Analysis: “Acquisitions by Joint Ventures and Community Dimension: The General Court Reaffirms the Notion of ‘Undertakings Concerned’ in HeidelbergCement and Schwenk v. Commission (T-380/17)” by David Pérez de Lamo
On 5 October 2020, the General Court dismissed an action for annulment brought by HeidelbergCement and Schwenk against the Commission’s Decision (M.7878) to prohibit the acquisition of Cemex’s Hungarian and Croatian subsidiaries through their full-function joint venture (T-380/17 – as reported here).

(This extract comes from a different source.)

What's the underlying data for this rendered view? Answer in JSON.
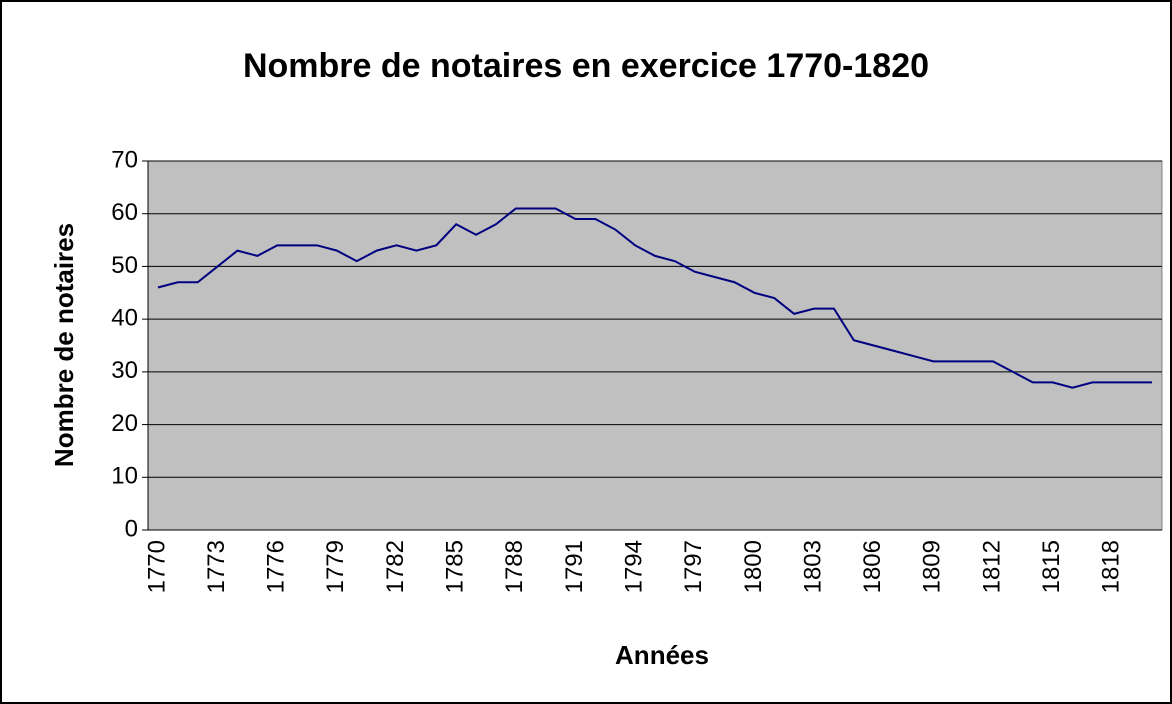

By their first plea, the applicants claimed that the Commission was not competent to review the concentration because it did not have a Community dimension pursuant to Article 1(2) of the Merger Regulation, which requires that ‘the aggregate Community-wide turnover of each of at least two of the undertakings concerned is more than EUR 250 million’. In the applicants’ view, the turnover of the parent companies should have been attributed to the joint venture, instead of being assessed separately, because the notion of ‘undertakings concerned’ comprised only the full-function joint venture, as the acquirer, and Cemex’s subsidiaries, as the target (paragraph 95). Given that the turnover of the target fell far below the relevant threshold, the applicants concluded that the merger lacked a Community dimension.
To support this conclusion, the applicants relied on paragraphs 145 to 147 of the Jurisdictional Notice (JN), which provide guidance to determine which are the undertakings concerned in an acquisition by a joint venture (paragraphs 100-108). Taking on a very narrow (and convenient) reading of these provisions, the applicants claimed that the Commission can only look at the economic reality of the operation to determine which are ‘the [actual] players behind the operation’ (that is, the parents or the joint venture) in two scenarios: (i) when a ‘shell’ company is set up specifically for acquisition purposes (paragraph 145 JN), or (ii) where it is obvious that a full-function joint venture is being used as a mere vehicle (paragraph 147 JN). In the applicants’ view, the notion of undertakings concerned should be construed narrowly and predictably, so it cannot depend on a factually-complex assessment made by the Commission on a case-by-case basis (paragraphs 100 and 104). Otherwise, it would infringe the principle of legal certainty and force the merging parties to consult the Commission in every case (paragraphs 127-128).
The General Court firmly rejected all of these arguments. As the General Court recalled, even if a joint venture is full-function and so economically (or operationally) autonomous, it does not necessarily make its own strategic decisions (paragraph 112). Otherwise, there could simply never be joint control over a ‘joint venture’. Indeed, direct or indirect links may exist between a full-function joint venture and its parent companies in many other circumstances than the single two noted by the applicants (paragraphs 111 and 114). In this respect, the General Court dismissed the applicants’ narrow reading of the Jurisdictional Notice, highlighting its non-exhaustive character by pointing at a series of open-ended provisos (paragraphs 118-121). The General Court thus concluded that ‘it is necessary to take into account the economic reality of the real players behind a concentration in accordance with the circumstances of fact and law specific to each case’ (paragraph 116). In doing so, the Commission has to consider ‘all the relevant elements’ (or ‘a consistent body of evidence’), without limiting itself to the exemplifying factors laid down in paragraph 147 of the Jurisdictional Notice (paragraph 122).
In essence, the General Court concluded that the determination of the undertakings concerned does not depend on the formal or superficial appearance of the transaction, but on its underlying economic links. Clearly, if this were not the case, merging parties would be able to easily circumvent the notification obligation stemming from the EU Merger Regulation. This approach is nothing new to the Commission’s decisional practice as illustrated by Warburg Pincus/General Atlantic/Unicredit/Santander/SAM/Pioneer (COMP/M.7877, paragraph 17) and TNT/Canada Post, DBP Postdienst, La Poste, PTT Post & Sweden Post (Case IV/M.102, paragraph 10). Furthermore, the General Court’s findings are consistent with the Jurisdictional Notice’s approach in acquisitions of joint control over newly-created (paragraph 139 JN) or pre-existing companies (paragraph 140 JN) and in changes in the quality of control of an existing joint venture (paragraph 143 JN), as well as with its general dictum that ‘the undertakings concerned are those participating in a concentration’ (paragraph 129 JN).
Finally, the General Court found that performing the economic reality test on a case-by-case basis would not violate the principle of legal certainty because (i) the merging parties ‘will necessarily be aware, from the negotiations surrounding the concentration, of the degree of involvement of the joint venture’s parent companies’ and, in case of doubt, they may always (ii) request that information from the relevant company (paragraph 133), (iii) take expert advice as ‘diligent economic operators’ (paragraph 134) or (iv) contact DG Competition for informal guidance (paragraph 135).
David Pérez de Lamo is a Legal Consultant at a law firm and holds an LL.M. in EU Law and Economic Analysis from the College of Europe (Bruges). He has published various contributions in EU competition law and constitutional law.